Results: Survey results identified a range of infrastructure (nine models, three vendors) and MRI ownership (dedicated MR-SIM vs. hospital diagnostic MRI), with access from easy/fairly-easy/with notice(n=6) to limited/very-limited(n=8). Of the systems evaluated for imaging performance, 5/7 met all ACR-recommended tolerances. One system failed slice positioning accuracy and low-contrast detectability, another failed geometric accuracy and vertical spatial resolution. The mean(95% confidence interval) gradient distortion vectors with 3D-distortion correction(n=5) ranged from 0.84mm(1.10mm) to 1.10mm(1.40mm); with 2D-distortion correction(n=2) from 2.09mm(3.72mm) to 2.67mm(4.22mm).
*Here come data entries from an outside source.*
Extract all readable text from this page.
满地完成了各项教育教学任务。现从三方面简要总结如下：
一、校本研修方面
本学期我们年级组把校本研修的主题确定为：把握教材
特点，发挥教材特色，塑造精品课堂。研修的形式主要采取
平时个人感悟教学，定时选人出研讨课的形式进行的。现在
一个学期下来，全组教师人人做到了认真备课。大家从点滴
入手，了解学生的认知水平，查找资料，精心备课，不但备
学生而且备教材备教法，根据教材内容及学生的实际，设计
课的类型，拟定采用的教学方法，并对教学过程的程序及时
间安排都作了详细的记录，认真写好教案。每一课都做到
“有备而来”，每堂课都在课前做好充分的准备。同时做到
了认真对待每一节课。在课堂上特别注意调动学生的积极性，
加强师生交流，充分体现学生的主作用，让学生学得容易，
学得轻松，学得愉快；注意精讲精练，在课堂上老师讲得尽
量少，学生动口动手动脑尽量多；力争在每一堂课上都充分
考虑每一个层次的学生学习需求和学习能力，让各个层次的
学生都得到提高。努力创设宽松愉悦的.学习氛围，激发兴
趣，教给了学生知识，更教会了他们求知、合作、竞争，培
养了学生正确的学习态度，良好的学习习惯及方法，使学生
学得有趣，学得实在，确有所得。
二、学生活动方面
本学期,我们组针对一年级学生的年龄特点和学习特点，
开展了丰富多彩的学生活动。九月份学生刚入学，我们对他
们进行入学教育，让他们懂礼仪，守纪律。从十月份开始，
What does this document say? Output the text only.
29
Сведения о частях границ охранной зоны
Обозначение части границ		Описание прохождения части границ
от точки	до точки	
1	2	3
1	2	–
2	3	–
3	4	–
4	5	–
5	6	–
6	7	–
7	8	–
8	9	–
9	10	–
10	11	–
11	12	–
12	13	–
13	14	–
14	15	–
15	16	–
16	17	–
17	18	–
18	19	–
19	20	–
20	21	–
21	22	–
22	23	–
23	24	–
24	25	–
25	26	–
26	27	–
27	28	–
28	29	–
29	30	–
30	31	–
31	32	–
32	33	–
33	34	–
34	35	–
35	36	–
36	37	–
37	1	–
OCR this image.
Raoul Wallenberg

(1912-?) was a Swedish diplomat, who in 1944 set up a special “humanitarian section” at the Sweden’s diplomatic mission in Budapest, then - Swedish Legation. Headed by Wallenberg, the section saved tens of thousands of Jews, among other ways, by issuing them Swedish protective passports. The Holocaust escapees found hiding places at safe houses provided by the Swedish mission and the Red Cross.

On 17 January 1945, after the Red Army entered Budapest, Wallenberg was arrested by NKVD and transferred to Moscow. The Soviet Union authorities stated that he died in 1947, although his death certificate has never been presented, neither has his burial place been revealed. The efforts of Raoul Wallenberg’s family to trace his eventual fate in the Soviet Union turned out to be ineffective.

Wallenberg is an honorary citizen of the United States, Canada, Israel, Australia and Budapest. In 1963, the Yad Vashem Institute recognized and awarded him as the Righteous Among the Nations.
Conclusion: We found variable imaging performance results across several MRI models and considerable institutional differences in MRI infrastructure and access. Upon program completion, results from 17 scanners across 11 institutions will facilitate vendor-specific comparisons. Findings will be used to guide and harmonize QA for MRI-for-RT as use of this emerging technology expands.

Funding Support, Disclosures, and Conflict of Interest: T. Tadic holds a patent and licensing agreement with Modus Medical Devices Inc. related to the MRID3D phantom and software used in this work.